Acquired Tolerance: Despite clinical trial data, some long-term users report a “wearing off” effect over time."

I am currently taking it every day, sometimes 100 mg and sometimes 200 mg. This is purely subjective, depending on how I feel when I wake up.

So, yes, it doesn’t provide the jolt it did when I first started taking it. We are all looking for the magic pill that cures some real or perceived need. In my case, I have always been what D. Trump would describe as a "low-energy person."I can’t help it. “I was born that way.” Also, in recent years, while not feeling depressed, I tend to feel unmotivated.
Modanil has been a real lifestyle changer for me. I am no longer just a gym rat; I participate in many more social activities and get much more work done.

I am not sure how much modafinil affects younger people with naturally higher energy and motivation levels than mine. But I think it’s something most older people should give a try.
Over the years, I have spent many a buck at Nootropics Depot and other purveyors of nootropics. But for me, it was money wasted. Not one racetam or other nootropic did anything significant for me.

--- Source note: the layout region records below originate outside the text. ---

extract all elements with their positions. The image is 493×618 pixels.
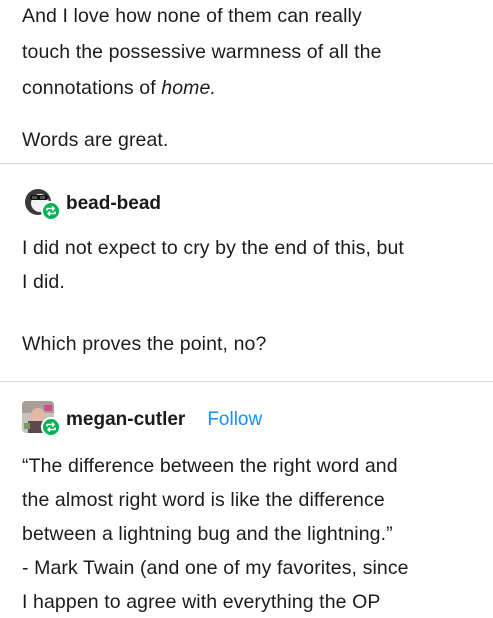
post3-username[interactable]: megan-cutler [66, 409, 185, 431]
post-divider-1 [0, 163, 493, 164]
post3-line-2: the almost right word is like the differ… [22, 489, 385, 511]
post3-line-4: - Mark Twain (and one of my favorites, s… [22, 557, 409, 579]
post1-line-3-prefix: connotations of [22, 77, 162, 99]
post-body-2: I did not expect to cry by the end of th… [22, 232, 479, 360]
post3-header: megan-cutler Follow [22, 400, 262, 440]
post3-line-3: between a lightning bug and the lightnin… [22, 523, 393, 545]
post2-avatar[interactable] [22, 185, 61, 223]
reblog-icon [41, 201, 61, 221]
post1-line-1: And I love how none of them can really [22, 5, 362, 27]
post1-line-2: touch the possessive warmness of all the [22, 41, 382, 63]
post-body-3: “The difference between the right word a… [22, 450, 479, 618]
post-body-1: And I love how none of them can really t… [22, 0, 479, 156]
reblog-icon [41, 417, 61, 437]
post3-avatar[interactable] [22, 401, 61, 439]
post2-line-2: I did. [22, 271, 65, 293]
follow-button[interactable]: Follow [207, 409, 262, 431]
post2-line-3: Which proves the point, no? [22, 333, 267, 355]
post2-header: bead-bead [22, 184, 161, 224]
post-divider-2 [0, 381, 493, 382]
post3-line-1: “The difference between the right word a… [22, 455, 398, 477]
post1-line-3: connotations of home. [22, 72, 479, 104]
post2-username[interactable]: bead-bead [66, 193, 161, 215]
post2-line-1: I did not expect to cry by the end of th… [22, 237, 404, 259]
post1-line-3-emphasis: home. [161, 77, 216, 99]
post3-line-5: I happen to agree with everything the OP [22, 591, 381, 613]
post1-line-4: Words are great. [22, 129, 169, 151]
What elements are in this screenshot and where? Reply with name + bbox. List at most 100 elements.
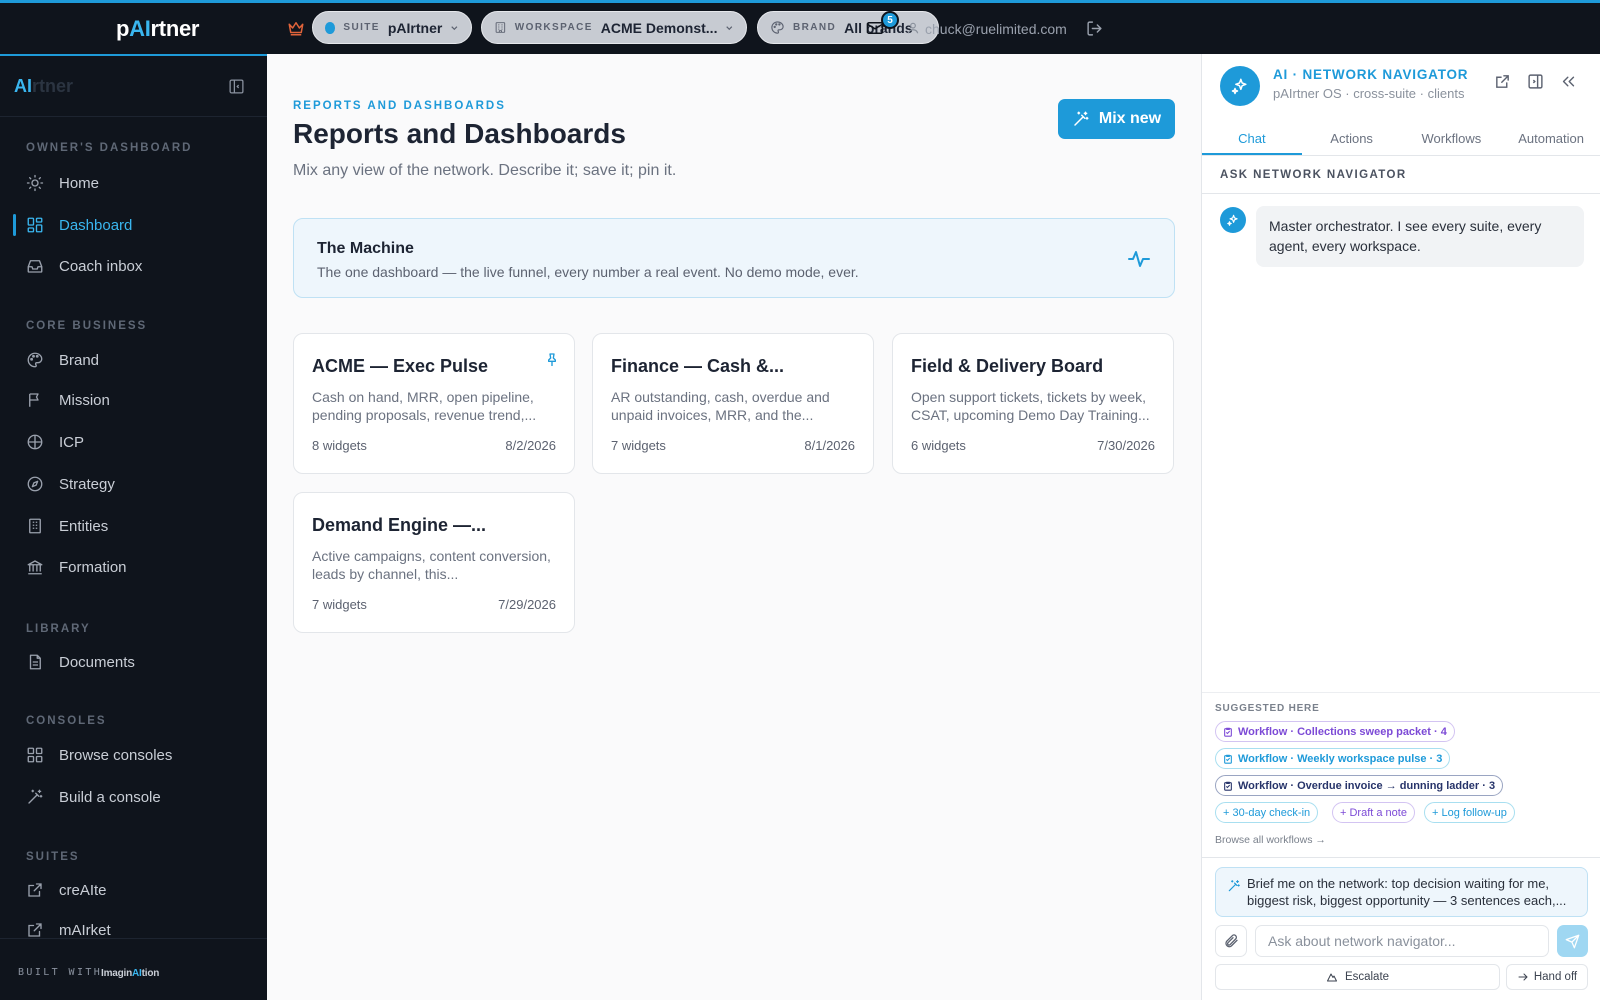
machine-banner[interactable]: The Machine The one dashboard — the live… (293, 218, 1175, 298)
quick-action-check-in[interactable]: + 30-day check-in (1215, 802, 1319, 823)
crown-icon[interactable] (287, 19, 305, 37)
section-suites: SUITES (26, 851, 80, 863)
navigator-subtitle: pAIrtner OS · cross-suite · clients (1273, 86, 1465, 101)
page-subtitle: Mix any view of the network. Describe it… (293, 162, 677, 179)
document-icon (29, 654, 41, 670)
assistant-message: Master orchestrator. I see every suite, … (1256, 206, 1584, 267)
collapse-panel-icon[interactable] (1560, 73, 1577, 90)
workflow-chip-dunning[interactable]: Workflow · Overdue invoice → dunning lad… (1215, 775, 1504, 796)
building-icon (495, 22, 506, 33)
clipboard-icon (1224, 781, 1232, 791)
imagination-logo[interactable]: ImaginAItion (101, 968, 159, 979)
hand-off-button[interactable]: Hand off (1506, 964, 1588, 990)
sidebar-item-home[interactable]: Home (0, 166, 267, 200)
navigator-title: AI · NETWORK NAVIGATOR (1273, 67, 1469, 82)
suite-dot-icon (325, 21, 336, 34)
user-email: chuck@ruelimited.com (925, 21, 1067, 37)
mix-new-button[interactable]: Mix new (1058, 99, 1175, 139)
sun-icon (26, 174, 44, 192)
sidebar-item-entities[interactable]: Entities (0, 509, 267, 543)
page-title: Reports and Dashboards (293, 118, 626, 149)
tab-chat[interactable]: Chat (1202, 121, 1302, 155)
sidebar-item-icp[interactable]: ICP (0, 425, 267, 459)
suggested-prompt-text: Brief me on the network: top decision wa… (1247, 876, 1567, 908)
workspace-selector[interactable]: WORKSPACE ACME Demonst... (481, 11, 747, 44)
compass-icon (27, 476, 43, 492)
dashboard-card[interactable]: Finance — Cash &... AR outstanding, cash… (592, 333, 874, 474)
pin-icon[interactable] (544, 352, 560, 368)
sidebar-item-coach-inbox[interactable]: Coach inbox (0, 249, 267, 283)
sidebar: AIrtner OWNER'S DASHBOARD Home Dashboard… (0, 54, 267, 1000)
top-bar: pAIrtner SUITE pAIrtner WORKSPACE ACME D… (0, 0, 1600, 54)
sidebar-item-brand[interactable]: Brand (0, 343, 267, 377)
magic-wand-icon (1074, 111, 1089, 126)
section-owners: OWNER'S DASHBOARD (26, 142, 193, 154)
clipboard-icon (1224, 754, 1232, 764)
workflow-chip-collections[interactable]: Workflow · Collections sweep packet · 4 (1215, 721, 1455, 742)
sparkle-icon (1231, 78, 1247, 95)
dashboard-card[interactable]: Field & Delivery Board Open support tick… (892, 333, 1174, 474)
dashboard-card[interactable]: Demand Engine —... Active campaigns, con… (293, 492, 575, 633)
attach-button[interactable] (1215, 925, 1247, 957)
quick-action-draft-note[interactable]: + Draft a note (1332, 802, 1415, 823)
sidebar-item-strategy[interactable]: Strategy (0, 467, 267, 501)
send-icon (1565, 934, 1580, 948)
sidebar-brand: AIrtner (14, 76, 74, 96)
sidebar-item-documents[interactable]: Documents (0, 645, 267, 679)
suggested-prompt[interactable]: Brief me on the network: top decision wa… (1215, 867, 1588, 917)
app-logo[interactable]: pAIrtner (116, 16, 199, 42)
card-widgets: 8 widgets (312, 438, 367, 453)
external-link-icon (28, 923, 42, 937)
machine-title: The Machine (317, 240, 414, 257)
ask-input[interactable] (1255, 925, 1549, 957)
send-button[interactable] (1557, 925, 1588, 957)
notification-badge[interactable]: 5 (881, 11, 899, 29)
card-date: 7/30/2026 (1097, 438, 1155, 453)
assistant-avatar (1220, 207, 1246, 233)
tab-actions[interactable]: Actions (1302, 121, 1402, 155)
sidebar-item-build-console[interactable]: Build a console (0, 780, 267, 814)
tab-automation[interactable]: Automation (1501, 121, 1600, 155)
clipboard-icon (1224, 727, 1232, 737)
section-library: LIBRARY (26, 623, 91, 635)
external-link-icon[interactable] (1494, 73, 1511, 90)
card-title: ACME — Exec Pulse (312, 356, 489, 376)
chevron-down-icon (451, 25, 458, 30)
palette-icon (27, 352, 43, 368)
card-title: Demand Engine —... (312, 515, 487, 535)
external-link-icon (28, 883, 42, 897)
mountain-icon (1326, 973, 1337, 982)
suggested-header: SUGGESTED HERE (1215, 703, 1320, 714)
card-widgets: 7 widgets (611, 438, 666, 453)
palette-icon (771, 21, 784, 34)
suite-selector[interactable]: SUITE pAIrtner (312, 11, 472, 44)
dashboard-grid-icon (27, 217, 43, 233)
sidebar-item-dashboard[interactable]: Dashboard (0, 208, 267, 242)
section-consoles: CONSOLES (26, 715, 107, 727)
card-title: Finance — Cash &... (611, 356, 785, 376)
built-with-label: BUILT WITH (18, 967, 103, 978)
dashboard-card[interactable]: ACME — Exec Pulse Cash on hand, MRR, ope… (293, 333, 575, 474)
card-widgets: 7 widgets (312, 597, 367, 612)
browse-workflows-link[interactable]: Browse all workflows → (1215, 834, 1326, 846)
section-core: CORE BUSINESS (26, 320, 148, 332)
user-icon (907, 22, 919, 34)
card-widgets: 6 widgets (911, 438, 966, 453)
sidebar-item-formation[interactable]: Formation (0, 550, 267, 584)
sidebar-collapse-icon[interactable] (228, 78, 245, 95)
sidebar-item-mission[interactable]: Mission (0, 383, 267, 417)
sidebar-item-create[interactable]: creAIte (0, 873, 267, 907)
workflow-chip-weekly-pulse[interactable]: Workflow · Weekly workspace pulse · 3 (1215, 748, 1451, 769)
navigator-panel: AI · NETWORK NAVIGATOR pAIrtner OS · cro… (1201, 54, 1600, 1000)
logout-icon[interactable] (1086, 20, 1103, 37)
escalate-button[interactable]: Escalate (1215, 964, 1500, 990)
tab-workflows[interactable]: Workflows (1402, 121, 1502, 155)
divider (1202, 857, 1600, 858)
quick-action-log-follow-up[interactable]: + Log follow-up (1424, 802, 1515, 823)
sidebar-item-browse-consoles[interactable]: Browse consoles (0, 738, 267, 772)
page-eyebrow: REPORTS AND DASHBOARDS (293, 100, 506, 112)
main-content: REPORTS AND DASHBOARDS Reports and Dashb… (267, 54, 1201, 1000)
sparkle-icon (1227, 214, 1238, 226)
panel-dock-icon[interactable] (1527, 73, 1544, 90)
flag-icon (29, 393, 39, 407)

Because of my age and other factors, I get blood work done at least every 3 months. The only thing to keep in mind when using modafinil is that you should have good liver function. It can raise blood pressure and resting heart rate. Though I did not detect this at the doses I am taking.

Then this goes into my bucket list to try later on. Right now I’m juggling too many variables but I too am a rather “low energy” person. Always healthy, almost never sick, great markers, but never the energizer bunny. When the environment is interesting that alone can draw me out and stimulate me. Since I’ve moved to the suburbs or rather the country, I lack that stimulatory effect of city living and am much more prone to foot dragging about everything. So it sounds like we have similar temperaments and it might help me too. I’m actively working on lowering my RHR though from glp1a so this will be on my next tier bucket but will likely get to it this year.